At Zoey's highest point of crisis, it was the perfect moment for her dad to come to her and give her advice or wisdom. For two seasons, part of what's been holding her back from Max has been this fear of what could happen if you truly give yourself over to somebody. There's so much vulnerability attached to that. And she's dealt with real loss — she almost dealt with it with her mom which is also based on something that happened in my own life, and she had to watch Maggie deal with it with Mitch, and she was always afraid of what that might mean with her and Max and to have her dad be the one to tell her, "You've got to live your life," and for him to sing that song to her felt like the boost that she needed after everything she's been through to stop embracing fear and to start moving forward and just trusting it no matter what happens.
And when Mitch points out how uncomfortable Zoey's weird office chair is, how long have you been waiting to drop that line?
[Laughs] Those chairs have gotten more and more uncomfortable over the last two seasons.
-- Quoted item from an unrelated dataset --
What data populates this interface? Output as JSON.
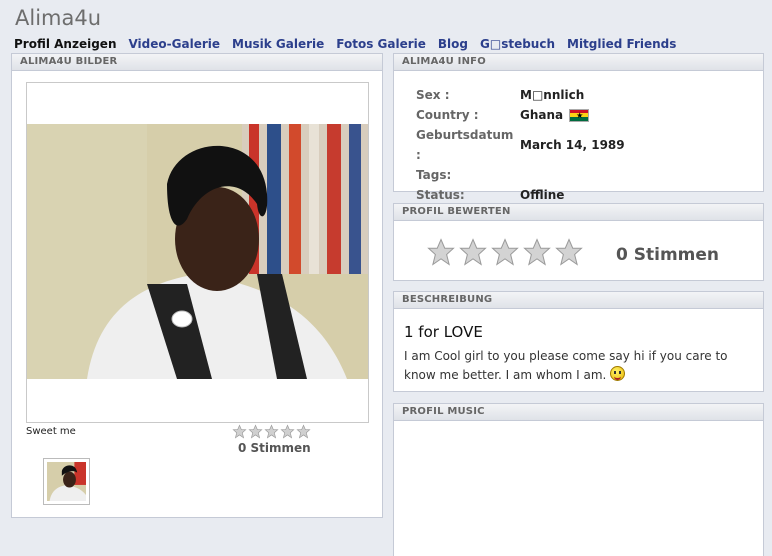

They keep falling apart and we've been gluing them back together. [Laughs] I love it when anybody can comment on things on the set that we make fun of ourselves. And I needed a moment of levity in the dream sequence so it wasn't so earnest.
What have the conversations been like with NBC about any renewal chances?
[Sighs] We're just waiting to hear. I know that there's a lot of internal love and support for the show. And there's a lot of great media attention and a super strong fan base and possible awards consideration. There's wind in our sails but we just don't know the specifics yet.